The recommended choice for installation and configuration is to place the files in the default install directory - /opt/cltools/
- and then
create a symlink from the web directory to the cltools application directory. For example, assuming the app directory is /opt/cltools
and you
want to keep the default Apache web root of /var/www/html/
:
ln -s /opt/cltools/ /var/www/html/CLTools
Here is an example Apache config that you may want to base your configuration file off of. The only requirement is the clause AllowOverride All
;
this is needed for .htaccess
logic to work correctly:
<IfModule mod_ssl.c>
<VirtualHost _default_:443>
ServerName dev.carlso.net
DocumentRoot /var/www/html
<Directory /var/www/html/>
Options Indexes FollowSymLinks
AllowOverride All
Order allow,deny
Allow from all
Require all granted
</Directory>
LogLevel warn
ErrorLog /var/log/cltools/clweb-errors.log
CustomLog /var/log/cltools/clweb-access_log combined
SSLEngine on
# Replace these with your own TLS certificates
SSLCertificateFile <SSL_CERT_FILE>
SSLCertificateKeyFile <SSL_KEY_FILE>
<FilesMatch "\.(cgi|shtml|phtml|php)$">
SSLOptions +StdEnvVars
</FilesMatch>
BrowserMatch "MSIE [2-6]" \
nokeepalive ssl-unclean-shutdown \
downgrade-1.0 force-response-1.0
# MSIE 7 and newer should be able to use keepalive
BrowserMatch "MSIE [17-9]" ssl-unclean-shutdown
# Cipherlist [ via cipherli.st ]
SSLCipherSuite EECDH+AESGCM:EDH+AESGCM:AES256+EECDH:AES256+EDH
SSLProtocol All -SSLv2 -SSLv3
SSLHonorCipherOrder On
# Requires Apache >= 2.4
SSLCompression off
# compress text, html, javascript, css, xml, json:
AddOutputFilterByType DEFLATE text/plain
AddOutputFilterByType DEFLATE text/html
AddOutputFilterByType DEFLATE text/xml
AddOutputFilterByType DEFLATE text/css
AddOutputFilterByType DEFLATE application/xml
AddOutputFilterByType DEFLATE application/xhtml+xml
AddOutputFilterByType DEFLATE application/rss+xml
AddOutputFilterByType DEFLATE application/javascript
AddOutputFilterByType DEFLATE application/x-javascript
AddOutputFilterByType DEFLATE application/json
</VirtualHost>
</IfModule>
For Apache, the following modules will also need to be enabled:
- mod_ssl
- mod_rewrite
- mod_headers
- mod_deflate
After setting up CLTools for your web server software, we'll need to create a service account in MySQL for CLTools. Commands may vary in your environment, but this example should work for most:
GRANT SELECT,INSERT,UPDATE,DELETE ON cltools.* TO cltools@'%' IDENTIFIED BY '<PASSWORD>';
FLUSH PRIVILEGES;
You can of course change the host clause of the GRANT
statement based on your environment for some additional access control.

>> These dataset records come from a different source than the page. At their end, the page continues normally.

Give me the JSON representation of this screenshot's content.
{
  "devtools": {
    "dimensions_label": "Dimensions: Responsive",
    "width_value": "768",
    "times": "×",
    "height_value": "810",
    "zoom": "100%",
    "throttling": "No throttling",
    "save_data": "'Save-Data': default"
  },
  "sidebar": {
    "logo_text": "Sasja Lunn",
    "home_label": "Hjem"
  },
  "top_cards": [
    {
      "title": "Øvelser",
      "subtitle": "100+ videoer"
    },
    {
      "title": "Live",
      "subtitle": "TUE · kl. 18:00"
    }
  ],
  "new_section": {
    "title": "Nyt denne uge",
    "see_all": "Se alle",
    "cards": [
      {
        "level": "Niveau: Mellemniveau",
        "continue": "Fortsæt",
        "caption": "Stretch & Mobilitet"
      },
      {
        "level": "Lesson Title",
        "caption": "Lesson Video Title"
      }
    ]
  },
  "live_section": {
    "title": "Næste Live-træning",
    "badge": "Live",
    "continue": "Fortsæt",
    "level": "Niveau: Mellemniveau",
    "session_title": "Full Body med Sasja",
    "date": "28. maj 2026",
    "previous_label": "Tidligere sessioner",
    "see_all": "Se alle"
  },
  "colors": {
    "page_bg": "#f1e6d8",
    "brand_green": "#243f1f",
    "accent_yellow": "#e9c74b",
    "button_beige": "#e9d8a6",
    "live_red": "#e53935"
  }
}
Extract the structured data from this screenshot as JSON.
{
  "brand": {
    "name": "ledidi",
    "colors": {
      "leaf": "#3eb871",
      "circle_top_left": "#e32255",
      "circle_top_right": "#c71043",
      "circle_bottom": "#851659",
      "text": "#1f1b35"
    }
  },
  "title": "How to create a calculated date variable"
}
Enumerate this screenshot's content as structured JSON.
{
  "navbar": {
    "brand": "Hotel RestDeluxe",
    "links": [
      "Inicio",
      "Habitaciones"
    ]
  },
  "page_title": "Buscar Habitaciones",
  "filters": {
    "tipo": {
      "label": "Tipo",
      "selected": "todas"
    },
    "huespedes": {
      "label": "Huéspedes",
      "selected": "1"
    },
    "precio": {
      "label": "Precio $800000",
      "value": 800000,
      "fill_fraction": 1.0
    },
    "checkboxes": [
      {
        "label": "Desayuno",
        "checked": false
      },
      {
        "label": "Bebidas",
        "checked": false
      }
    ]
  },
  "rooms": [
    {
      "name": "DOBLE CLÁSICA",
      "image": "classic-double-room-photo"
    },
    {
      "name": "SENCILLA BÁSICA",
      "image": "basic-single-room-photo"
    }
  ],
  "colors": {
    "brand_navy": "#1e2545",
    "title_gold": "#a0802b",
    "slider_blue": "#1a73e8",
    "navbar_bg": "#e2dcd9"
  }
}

After configuring the service account, the next thing we will need to do to complete the configuration is update the database settings within CLTools to work with your environment. To do that, update the respective variables in each of the config files before with the correct values:
CLData/conf/db.php
CLStore/conf/example.cfg
(or your customized config for CLStore)
CLStore is a set of python scripts and libraries that scrapes CraigsList postings based on our defined parameters and stores them for further analysis.
usage: clstore.py [-h] -c CONFIGFILE [-s SEARCHSLEEPTIME] [-v|--verbosity (DEBUG|INFO|WARNING|ERROR|CRITICAL)
./clstore.py -c /opt/CLTools/conf/ca_search.cfg -s 15 -v INFO
This example starts CLStore using the config file /opt/CLTools/conf/ca_search.cfg
and a search query sleep time of 15
seconds.
The logs will contain any log messages generated with a severity level of INFO
and above.
CLData is a backend service written in PHP that provides calculations, metrics, and any other raw data that's needed by the web application. This data can be accessed directly by the user using REST calls, and is also utilized by CLWeb - the CLTools analysis front-end.
For instructions on using the CLTools API, see our CLData API doc.
CLWeb is the front-end web application for fetching and displaying the listing analysis data to the user in an elegant and easy-to-use way. This webapp utilizes PHP to provide an HTML5/JS webpage.
If you're interested in contributing to CLTools, please see our Developer's Guide in the project wiki.